Back in 2010, SIA said it required pregnant flight crew to resign because “the physical demands of the job mean that all our cabin crew must be fit to perform their duties”.
“As a responsible employer, we would not think of compromising the physical well-being of pregnant crew and their unborn children,” the airline said in a response published in Singapore’s Straits Times newspaper.
“Our cabin crew are on five-year contracts, rather than on permanent terms, and it is for the reasons stated above that the employment of female crew ceases after the first trimester of a pregnancy,” it added.
The International Air Transport Association (Iata), the industry’s trade body, told the BBC it has no recommendations on the policy because “these are HR (human resources) policies by individual companies”.
Other major airlines have not required pregnant cabin crew to resign.
Pregnant crew working at British Airways, Qatar Airways and Qantas are offered jobs on the ground.
Meanwhile, crew working for Cathay Pacific, Hong Kong’s national carrier, “may choose to take up paid ground duties or go on unpaid leave until the start of their statutory maternity leave”.
“After the completion of their leave, cabin crew can return to flying duties when they have successfully passed the relevant safety training courses. These policies have been in place for over a decade,” the airline says.
Ms Lim is still concerned that SIA’s requirements when it comes to flight attendants’ appearance, which include a prescribed Body Mass Index (BMI) range “may further restrict the opportunities for anyone – returning mother or no – who does not fit into the company’s requirements”.
SIA said in response that it maintains “the same grooming standards for all our cabin crew”.
In 2021 Singapore’s Prime Minister Lee Hsien Loong said the city state planned to enshrine its guidelines on workplace discrimination into law.
“Philosophically, writing [the] guidelines into the law is a major move. It signals that we do not tolerate discrimination at workplaces,” Mr Lee said.
He added that a tribunal will be created to tackle discrimination over gender, nationality, age, race, religion and disability.
“The workplace has changed radically in recent years. It has forced a ground-up rethink within organisations around what kinds of policies are acceptable,” says Mr Ding.

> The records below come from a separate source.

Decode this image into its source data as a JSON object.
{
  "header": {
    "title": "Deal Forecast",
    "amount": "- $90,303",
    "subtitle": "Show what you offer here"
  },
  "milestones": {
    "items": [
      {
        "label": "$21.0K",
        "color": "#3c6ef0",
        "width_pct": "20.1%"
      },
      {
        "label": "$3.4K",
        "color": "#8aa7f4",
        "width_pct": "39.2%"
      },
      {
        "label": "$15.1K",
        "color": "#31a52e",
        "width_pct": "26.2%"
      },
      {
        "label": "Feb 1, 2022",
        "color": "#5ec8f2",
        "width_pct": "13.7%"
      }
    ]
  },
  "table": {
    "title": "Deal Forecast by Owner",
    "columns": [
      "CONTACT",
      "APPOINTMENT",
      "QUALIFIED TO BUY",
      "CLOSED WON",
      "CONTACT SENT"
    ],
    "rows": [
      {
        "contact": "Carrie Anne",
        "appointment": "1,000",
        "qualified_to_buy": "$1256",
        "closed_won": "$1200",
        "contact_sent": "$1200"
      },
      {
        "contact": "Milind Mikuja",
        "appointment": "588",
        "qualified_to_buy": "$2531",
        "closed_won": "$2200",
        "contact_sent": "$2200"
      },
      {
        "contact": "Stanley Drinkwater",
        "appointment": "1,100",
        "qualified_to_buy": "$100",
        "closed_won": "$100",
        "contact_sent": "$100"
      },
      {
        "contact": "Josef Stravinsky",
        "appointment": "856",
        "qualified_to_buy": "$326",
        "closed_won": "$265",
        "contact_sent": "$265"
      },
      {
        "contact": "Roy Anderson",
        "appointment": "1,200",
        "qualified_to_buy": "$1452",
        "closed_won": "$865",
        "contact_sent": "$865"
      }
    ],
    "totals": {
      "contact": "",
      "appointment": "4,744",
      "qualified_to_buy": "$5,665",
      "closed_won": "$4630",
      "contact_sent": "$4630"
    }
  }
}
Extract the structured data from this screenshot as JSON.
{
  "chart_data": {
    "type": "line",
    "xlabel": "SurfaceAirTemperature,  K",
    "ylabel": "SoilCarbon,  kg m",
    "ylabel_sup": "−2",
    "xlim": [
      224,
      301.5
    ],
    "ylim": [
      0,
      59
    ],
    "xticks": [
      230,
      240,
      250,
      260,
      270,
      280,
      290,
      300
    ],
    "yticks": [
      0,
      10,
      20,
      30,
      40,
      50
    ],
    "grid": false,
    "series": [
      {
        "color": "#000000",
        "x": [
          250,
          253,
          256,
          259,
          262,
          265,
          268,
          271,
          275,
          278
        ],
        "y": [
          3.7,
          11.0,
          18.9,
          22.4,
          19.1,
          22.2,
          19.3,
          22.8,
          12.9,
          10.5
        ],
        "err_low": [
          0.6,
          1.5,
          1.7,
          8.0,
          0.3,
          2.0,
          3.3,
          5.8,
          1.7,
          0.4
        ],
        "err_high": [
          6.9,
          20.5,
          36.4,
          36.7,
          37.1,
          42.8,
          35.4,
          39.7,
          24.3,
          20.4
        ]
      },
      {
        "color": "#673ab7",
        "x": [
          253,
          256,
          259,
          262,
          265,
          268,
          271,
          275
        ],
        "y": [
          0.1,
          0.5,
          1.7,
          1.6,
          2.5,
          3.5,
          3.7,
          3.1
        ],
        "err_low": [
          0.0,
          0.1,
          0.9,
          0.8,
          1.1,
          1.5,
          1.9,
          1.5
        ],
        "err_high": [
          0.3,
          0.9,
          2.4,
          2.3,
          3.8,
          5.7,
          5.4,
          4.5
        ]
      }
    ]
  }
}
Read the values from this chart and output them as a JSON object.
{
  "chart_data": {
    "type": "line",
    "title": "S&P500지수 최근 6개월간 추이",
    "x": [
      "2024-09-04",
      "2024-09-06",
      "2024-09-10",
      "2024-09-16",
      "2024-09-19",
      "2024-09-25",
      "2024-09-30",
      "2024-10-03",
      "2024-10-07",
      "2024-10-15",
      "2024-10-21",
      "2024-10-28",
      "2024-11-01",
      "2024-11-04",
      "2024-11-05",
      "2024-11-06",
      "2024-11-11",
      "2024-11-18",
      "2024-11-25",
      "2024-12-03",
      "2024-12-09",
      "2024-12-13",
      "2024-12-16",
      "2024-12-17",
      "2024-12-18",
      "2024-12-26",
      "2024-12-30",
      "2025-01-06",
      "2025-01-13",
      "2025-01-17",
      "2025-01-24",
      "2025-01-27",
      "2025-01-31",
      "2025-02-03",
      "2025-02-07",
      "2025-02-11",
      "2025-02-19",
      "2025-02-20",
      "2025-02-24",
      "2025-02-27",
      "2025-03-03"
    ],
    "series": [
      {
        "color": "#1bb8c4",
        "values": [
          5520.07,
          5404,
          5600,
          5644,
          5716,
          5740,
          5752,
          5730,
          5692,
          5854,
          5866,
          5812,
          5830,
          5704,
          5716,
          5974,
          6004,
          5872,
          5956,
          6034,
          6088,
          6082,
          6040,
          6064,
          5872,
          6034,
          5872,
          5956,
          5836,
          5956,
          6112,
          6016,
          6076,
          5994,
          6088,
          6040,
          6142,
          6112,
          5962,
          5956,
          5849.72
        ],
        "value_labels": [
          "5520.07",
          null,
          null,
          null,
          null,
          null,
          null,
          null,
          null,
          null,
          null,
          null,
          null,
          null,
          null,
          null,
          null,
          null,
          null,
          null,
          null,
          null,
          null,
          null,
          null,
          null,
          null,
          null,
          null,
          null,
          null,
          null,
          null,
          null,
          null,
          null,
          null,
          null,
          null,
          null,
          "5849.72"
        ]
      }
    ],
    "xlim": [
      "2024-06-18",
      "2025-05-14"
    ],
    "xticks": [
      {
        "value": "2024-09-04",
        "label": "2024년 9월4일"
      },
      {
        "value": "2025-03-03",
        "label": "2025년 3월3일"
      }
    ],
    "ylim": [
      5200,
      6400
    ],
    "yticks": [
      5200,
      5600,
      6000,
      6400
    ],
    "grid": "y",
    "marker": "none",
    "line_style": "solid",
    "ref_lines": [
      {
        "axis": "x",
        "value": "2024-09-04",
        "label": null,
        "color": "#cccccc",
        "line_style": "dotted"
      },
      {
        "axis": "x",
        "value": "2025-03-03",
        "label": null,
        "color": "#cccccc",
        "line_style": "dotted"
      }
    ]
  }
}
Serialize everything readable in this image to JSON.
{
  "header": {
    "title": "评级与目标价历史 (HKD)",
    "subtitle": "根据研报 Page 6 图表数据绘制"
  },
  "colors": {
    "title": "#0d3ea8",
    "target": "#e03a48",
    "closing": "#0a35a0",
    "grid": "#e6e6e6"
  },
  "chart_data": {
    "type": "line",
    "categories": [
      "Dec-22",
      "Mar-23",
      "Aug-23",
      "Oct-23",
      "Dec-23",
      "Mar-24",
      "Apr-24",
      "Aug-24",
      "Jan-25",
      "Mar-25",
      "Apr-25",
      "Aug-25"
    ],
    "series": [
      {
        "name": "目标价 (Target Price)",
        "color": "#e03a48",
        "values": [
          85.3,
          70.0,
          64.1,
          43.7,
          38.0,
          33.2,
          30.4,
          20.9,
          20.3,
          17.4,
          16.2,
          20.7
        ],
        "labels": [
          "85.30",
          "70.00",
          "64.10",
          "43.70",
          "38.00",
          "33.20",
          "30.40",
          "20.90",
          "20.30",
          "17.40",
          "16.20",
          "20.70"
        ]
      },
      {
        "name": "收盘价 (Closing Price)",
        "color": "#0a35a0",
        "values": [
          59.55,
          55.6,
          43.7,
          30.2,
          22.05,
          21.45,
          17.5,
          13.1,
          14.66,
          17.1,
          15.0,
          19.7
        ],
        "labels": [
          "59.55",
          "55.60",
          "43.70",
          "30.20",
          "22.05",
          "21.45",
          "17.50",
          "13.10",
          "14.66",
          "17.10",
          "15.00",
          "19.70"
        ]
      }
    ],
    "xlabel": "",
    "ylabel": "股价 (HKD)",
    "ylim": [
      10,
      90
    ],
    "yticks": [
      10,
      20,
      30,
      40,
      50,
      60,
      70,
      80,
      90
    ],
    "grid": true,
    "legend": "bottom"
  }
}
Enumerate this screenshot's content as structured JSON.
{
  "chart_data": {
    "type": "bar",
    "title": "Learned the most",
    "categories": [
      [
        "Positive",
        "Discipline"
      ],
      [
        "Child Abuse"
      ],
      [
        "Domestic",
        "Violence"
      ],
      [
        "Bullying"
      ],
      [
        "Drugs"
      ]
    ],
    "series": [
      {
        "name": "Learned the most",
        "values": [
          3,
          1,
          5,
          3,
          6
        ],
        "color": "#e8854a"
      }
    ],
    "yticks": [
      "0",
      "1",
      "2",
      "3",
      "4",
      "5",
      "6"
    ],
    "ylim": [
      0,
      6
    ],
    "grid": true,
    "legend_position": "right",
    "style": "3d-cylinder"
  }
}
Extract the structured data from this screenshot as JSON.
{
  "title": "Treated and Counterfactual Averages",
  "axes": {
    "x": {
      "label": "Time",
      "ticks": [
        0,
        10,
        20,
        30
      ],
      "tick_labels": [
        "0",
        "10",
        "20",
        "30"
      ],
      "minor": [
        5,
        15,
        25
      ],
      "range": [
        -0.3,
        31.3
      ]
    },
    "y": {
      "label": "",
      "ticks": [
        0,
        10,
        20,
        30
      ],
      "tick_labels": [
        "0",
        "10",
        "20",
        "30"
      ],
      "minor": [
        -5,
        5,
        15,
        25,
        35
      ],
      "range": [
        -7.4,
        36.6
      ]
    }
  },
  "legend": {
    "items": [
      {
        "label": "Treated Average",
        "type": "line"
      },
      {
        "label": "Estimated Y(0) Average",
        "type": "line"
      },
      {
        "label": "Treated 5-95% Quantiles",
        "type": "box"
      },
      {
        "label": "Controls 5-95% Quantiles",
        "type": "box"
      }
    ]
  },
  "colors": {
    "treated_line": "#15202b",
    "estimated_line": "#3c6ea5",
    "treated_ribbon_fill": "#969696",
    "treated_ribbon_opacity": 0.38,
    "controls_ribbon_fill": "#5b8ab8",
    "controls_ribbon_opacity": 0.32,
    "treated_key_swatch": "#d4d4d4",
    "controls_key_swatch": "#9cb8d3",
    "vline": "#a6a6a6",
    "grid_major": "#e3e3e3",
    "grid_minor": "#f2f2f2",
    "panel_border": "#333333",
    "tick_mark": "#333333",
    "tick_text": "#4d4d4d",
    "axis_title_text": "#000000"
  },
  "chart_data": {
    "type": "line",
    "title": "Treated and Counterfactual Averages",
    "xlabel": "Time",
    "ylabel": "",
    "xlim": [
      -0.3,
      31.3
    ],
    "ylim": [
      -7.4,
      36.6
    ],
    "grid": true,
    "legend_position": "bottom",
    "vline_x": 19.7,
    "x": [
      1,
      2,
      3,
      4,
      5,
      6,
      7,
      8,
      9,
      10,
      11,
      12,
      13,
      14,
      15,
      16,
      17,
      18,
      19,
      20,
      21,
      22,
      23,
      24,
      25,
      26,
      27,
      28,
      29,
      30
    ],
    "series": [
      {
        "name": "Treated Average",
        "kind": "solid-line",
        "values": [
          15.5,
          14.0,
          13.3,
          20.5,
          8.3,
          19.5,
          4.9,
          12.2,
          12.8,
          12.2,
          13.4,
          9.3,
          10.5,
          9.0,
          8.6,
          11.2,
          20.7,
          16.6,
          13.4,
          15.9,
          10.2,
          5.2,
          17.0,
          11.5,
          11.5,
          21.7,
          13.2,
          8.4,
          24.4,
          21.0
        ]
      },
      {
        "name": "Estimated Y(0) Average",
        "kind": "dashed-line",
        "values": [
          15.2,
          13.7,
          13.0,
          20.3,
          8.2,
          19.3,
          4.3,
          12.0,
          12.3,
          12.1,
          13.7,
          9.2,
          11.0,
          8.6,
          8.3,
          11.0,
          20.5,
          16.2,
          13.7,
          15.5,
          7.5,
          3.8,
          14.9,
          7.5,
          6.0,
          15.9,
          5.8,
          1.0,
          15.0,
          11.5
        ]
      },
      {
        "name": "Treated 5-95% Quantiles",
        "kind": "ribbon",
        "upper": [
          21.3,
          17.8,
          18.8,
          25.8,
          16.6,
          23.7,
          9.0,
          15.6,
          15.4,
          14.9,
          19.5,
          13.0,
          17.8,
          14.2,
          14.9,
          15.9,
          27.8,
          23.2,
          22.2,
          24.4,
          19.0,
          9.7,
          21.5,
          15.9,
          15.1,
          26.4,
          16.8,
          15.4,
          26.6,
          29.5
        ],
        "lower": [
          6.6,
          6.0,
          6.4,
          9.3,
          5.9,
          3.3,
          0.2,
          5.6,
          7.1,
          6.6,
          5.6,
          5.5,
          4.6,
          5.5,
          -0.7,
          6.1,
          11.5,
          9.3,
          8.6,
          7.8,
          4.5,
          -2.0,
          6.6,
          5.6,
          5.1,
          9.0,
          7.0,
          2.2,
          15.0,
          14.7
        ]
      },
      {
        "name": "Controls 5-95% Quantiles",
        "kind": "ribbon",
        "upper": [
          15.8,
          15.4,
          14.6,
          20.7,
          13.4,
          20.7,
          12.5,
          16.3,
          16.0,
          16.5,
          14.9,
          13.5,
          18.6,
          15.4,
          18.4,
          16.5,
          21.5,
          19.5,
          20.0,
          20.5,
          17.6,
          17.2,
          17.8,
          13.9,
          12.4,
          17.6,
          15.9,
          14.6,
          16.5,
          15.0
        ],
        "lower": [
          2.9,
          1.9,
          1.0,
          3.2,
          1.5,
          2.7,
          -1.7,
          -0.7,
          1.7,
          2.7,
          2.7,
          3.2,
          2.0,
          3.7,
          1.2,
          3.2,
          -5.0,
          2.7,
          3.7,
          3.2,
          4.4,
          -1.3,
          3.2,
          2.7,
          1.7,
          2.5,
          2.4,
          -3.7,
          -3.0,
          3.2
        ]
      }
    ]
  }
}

“This is very much a by-product of the war for talent, with companies scrambling to attract the brightest and the best to work for them,” he adds.
Ms Fu, who currently works in the pharmaceutical industry, welcomed the change.
She says she missed out on a S$15,000 ($10,964; £9,137) bonus, which SIA awarded for every five years of service, because of her pregnancy.
“I’m lucky because my parents and parents-in-law were supportive. It would have been worse if I didn’t have that,” Ms Fu says.
“As a national carrier, SIA should really be supporting women with young families. If there was better support, I might have stayed on.”